The demands of labour must take priority over the demands of capital


 

Resistance to migration is nothing new. African-Americans freed from slavery after the American Civil War migrated north to seek work in the Yankee industrial heartlands. They were soon competing for jobs, thereby creating tensions with the white working class. Many of those were Irish immigrants, who had themselves been treated with hostility when they arrived.

At the climax of Elizabeth Gaskell’s prophetic novel, North and South, published in 1855, the ruthless mill owner in the North of England tries to break a strike by importing Irish workers who are prepared to work for less than the strikers are demanding.

There are numerous examples of the same thing. The latest must surely be the UK’s EU referendum. Even if not every migrant was competing for work with the native workforce – some took jobs that the British had spurned – many did, causing resentment.
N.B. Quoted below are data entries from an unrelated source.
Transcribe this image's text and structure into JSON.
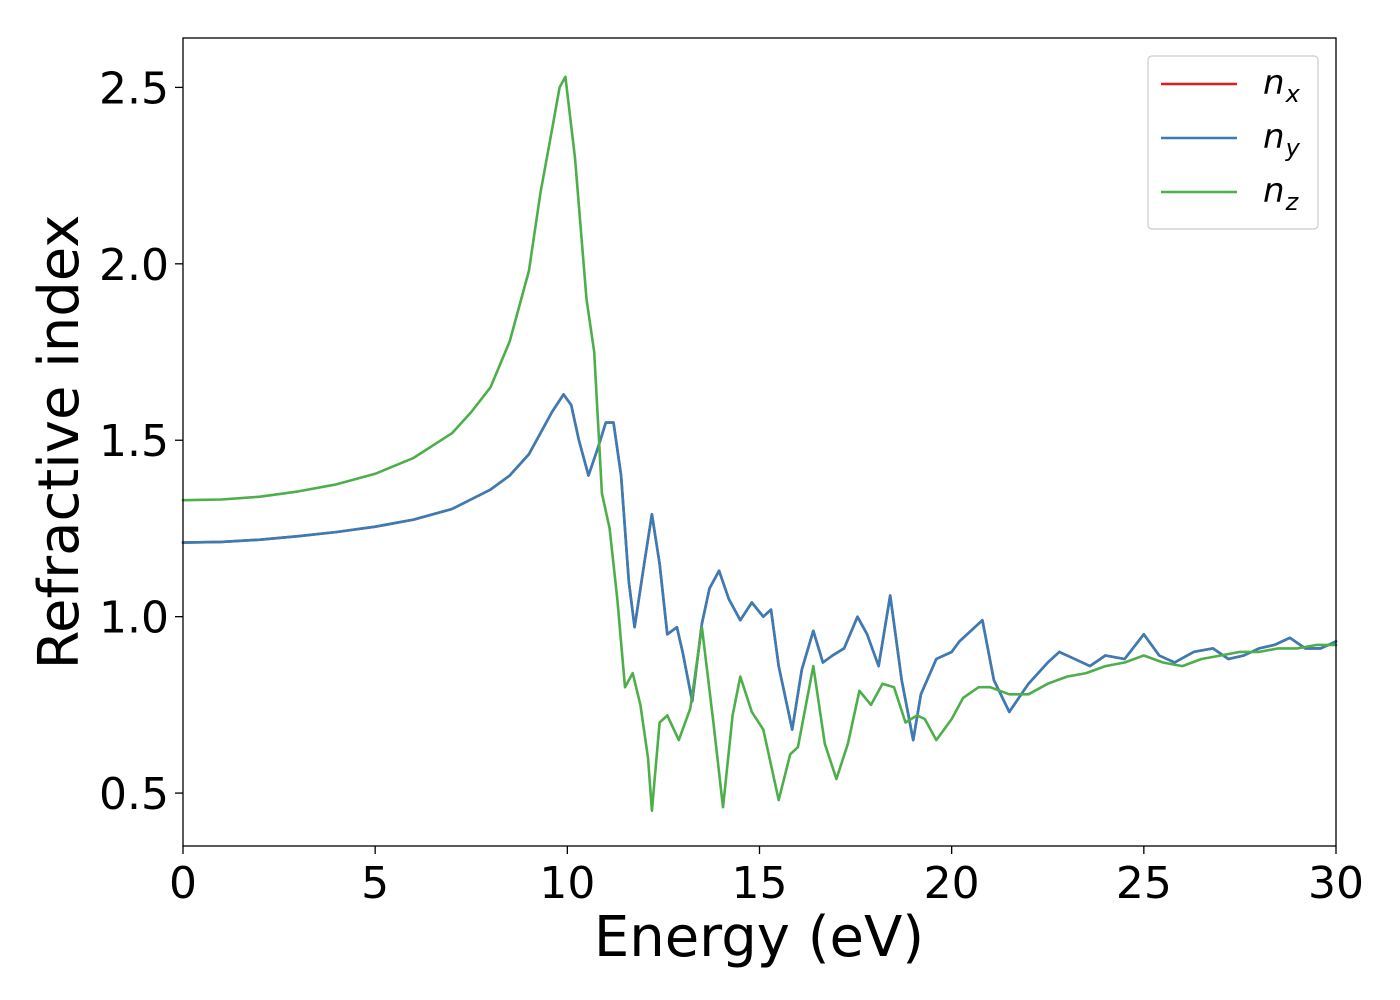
{
  "chart_data": {
    "type": "line",
    "xlabel": "Energy (eV)",
    "ylabel": "Refractive index",
    "xlim": [
      0,
      30
    ],
    "ylim": [
      0.35,
      2.64
    ],
    "xticks": [
      0,
      5,
      10,
      15,
      20,
      25,
      30
    ],
    "xtick_labels": [
      "0",
      "5",
      "10",
      "15",
      "20",
      "25",
      "30"
    ],
    "yticks": [
      0.5,
      1.0,
      1.5,
      2.0,
      2.5
    ],
    "ytick_labels": [
      "0.5",
      "1.0",
      "1.5",
      "2.0",
      "2.5"
    ],
    "grid": false,
    "legend_position": "top-right",
    "series": [
      {
        "name": "n",
        "subscript": "x",
        "color": "#e41a1c",
        "x": [
          0,
          1,
          2,
          3,
          4,
          5,
          6,
          7,
          8,
          8.5,
          9,
          9.3,
          9.6,
          9.9,
          10.1,
          10.3,
          10.55,
          10.8,
          11,
          11.2,
          11.4,
          11.6,
          11.75,
          12,
          12.2,
          12.4,
          12.6,
          12.85,
          13,
          13.25,
          13.5,
          13.7,
          13.95,
          14.2,
          14.5,
          14.8,
          15.1,
          15.3,
          15.5,
          15.85,
          16.1,
          16.4,
          16.65,
          16.9,
          17.2,
          17.55,
          17.8,
          18.1,
          18.4,
          18.7,
          19,
          19.2,
          19.6,
          20,
          20.2,
          20.5,
          20.8,
          21.1,
          21.5,
          22,
          22.5,
          22.8,
          23.2,
          23.6,
          24,
          24.5,
          25,
          25.4,
          25.8,
          26.3,
          26.8,
          27.2,
          27.6,
          28,
          28.4,
          28.8,
          29.2,
          29.6,
          30
        ],
        "y": [
          1.21,
          1.212,
          1.218,
          1.228,
          1.24,
          1.255,
          1.275,
          1.305,
          1.36,
          1.4,
          1.46,
          1.52,
          1.58,
          1.63,
          1.6,
          1.5,
          1.4,
          1.48,
          1.55,
          1.55,
          1.4,
          1.1,
          0.97,
          1.15,
          1.29,
          1.15,
          0.95,
          0.97,
          0.9,
          0.76,
          0.98,
          1.08,
          1.13,
          1.05,
          0.99,
          1.04,
          1.0,
          1.02,
          0.86,
          0.68,
          0.85,
          0.96,
          0.87,
          0.89,
          0.91,
          1.0,
          0.95,
          0.86,
          1.06,
          0.82,
          0.65,
          0.78,
          0.88,
          0.9,
          0.93,
          0.96,
          0.99,
          0.82,
          0.73,
          0.81,
          0.87,
          0.9,
          0.88,
          0.86,
          0.89,
          0.88,
          0.95,
          0.89,
          0.87,
          0.9,
          0.91,
          0.88,
          0.89,
          0.91,
          0.92,
          0.94,
          0.91,
          0.91,
          0.93
        ]
      },
      {
        "name": "n",
        "subscript": "y",
        "color": "#377eb8",
        "x": [
          0,
          1,
          2,
          3,
          4,
          5,
          6,
          7,
          8,
          8.5,
          9,
          9.3,
          9.6,
          9.9,
          10.1,
          10.3,
          10.55,
          10.8,
          11,
          11.2,
          11.4,
          11.6,
          11.75,
          12,
          12.2,
          12.4,
          12.6,
          12.85,
          13,
          13.25,
          13.5,
          13.7,
          13.95,
          14.2,
          14.5,
          14.8,
          15.1,
          15.3,
          15.5,
          15.85,
          16.1,
          16.4,
          16.65,
          16.9,
          17.2,
          17.55,
          17.8,
          18.1,
          18.4,
          18.7,
          19,
          19.2,
          19.6,
          20,
          20.2,
          20.5,
          20.8,
          21.1,
          21.5,
          22,
          22.5,
          22.8,
          23.2,
          23.6,
          24,
          24.5,
          25,
          25.4,
          25.8,
          26.3,
          26.8,
          27.2,
          27.6,
          28,
          28.4,
          28.8,
          29.2,
          29.6,
          30
        ],
        "y": [
          1.21,
          1.212,
          1.218,
          1.228,
          1.24,
          1.255,
          1.275,
          1.305,
          1.36,
          1.4,
          1.46,
          1.52,
          1.58,
          1.63,
          1.6,
          1.5,
          1.4,
          1.48,
          1.55,
          1.55,
          1.4,
          1.1,
          0.97,
          1.15,
          1.29,
          1.15,
          0.95,
          0.97,
          0.9,
          0.76,
          0.98,
          1.08,
          1.13,
          1.05,
          0.99,
          1.04,
          1.0,
          1.02,
          0.86,
          0.68,
          0.85,
          0.96,
          0.87,
          0.89,
          0.91,
          1.0,
          0.95,
          0.86,
          1.06,
          0.82,
          0.65,
          0.78,
          0.88,
          0.9,
          0.93,
          0.96,
          0.99,
          0.82,
          0.73,
          0.81,
          0.87,
          0.9,
          0.88,
          0.86,
          0.89,
          0.88,
          0.95,
          0.89,
          0.87,
          0.9,
          0.91,
          0.88,
          0.89,
          0.91,
          0.92,
          0.94,
          0.91,
          0.91,
          0.93
        ]
      },
      {
        "name": "n",
        "subscript": "z",
        "color": "#4daf4a",
        "x": [
          0,
          1,
          2,
          3,
          4,
          5,
          6,
          7,
          7.5,
          8,
          8.5,
          9,
          9.3,
          9.6,
          9.8,
          9.95,
          10.2,
          10.5,
          10.7,
          10.9,
          11.1,
          11.3,
          11.5,
          11.7,
          11.9,
          12.1,
          12.2,
          12.4,
          12.6,
          12.9,
          13.2,
          13.5,
          13.8,
          14.05,
          14.3,
          14.5,
          14.8,
          15.1,
          15.5,
          15.8,
          16.0,
          16.4,
          16.7,
          17.0,
          17.3,
          17.6,
          17.9,
          18.2,
          18.5,
          18.8,
          19.1,
          19.3,
          19.6,
          20.0,
          20.3,
          20.7,
          21.0,
          21.5,
          22.0,
          22.5,
          23.0,
          23.5,
          24.0,
          24.5,
          25.0,
          25.5,
          26.0,
          26.5,
          27.0,
          27.5,
          28.0,
          28.5,
          29.0,
          29.5,
          30
        ],
        "y": [
          1.33,
          1.332,
          1.34,
          1.355,
          1.375,
          1.405,
          1.45,
          1.52,
          1.58,
          1.65,
          1.78,
          1.98,
          2.2,
          2.38,
          2.5,
          2.53,
          2.3,
          1.9,
          1.75,
          1.35,
          1.25,
          1.05,
          0.8,
          0.84,
          0.75,
          0.6,
          0.45,
          0.7,
          0.72,
          0.65,
          0.74,
          0.97,
          0.7,
          0.46,
          0.72,
          0.83,
          0.73,
          0.68,
          0.48,
          0.61,
          0.63,
          0.86,
          0.64,
          0.54,
          0.64,
          0.79,
          0.75,
          0.81,
          0.8,
          0.7,
          0.72,
          0.71,
          0.65,
          0.71,
          0.77,
          0.8,
          0.8,
          0.78,
          0.78,
          0.81,
          0.83,
          0.84,
          0.86,
          0.87,
          0.89,
          0.87,
          0.86,
          0.88,
          0.89,
          0.9,
          0.9,
          0.91,
          0.91,
          0.92,
          0.92
        ]
      }
    ]
  }
}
If labour is treated merely as a commodity to be bought and sold in a market place, when the supply exceeds the demand the price goes down until a new equilibrium is found. Unemployment is one possible outcome; a general depression of wage levels is the more likely result. That helps to control wage inflation. But even if it boosts GDP, it is a factor contributing to a low-wage, low-productivity economy. This is not the migrants’ fault; it is the system they are caught up in.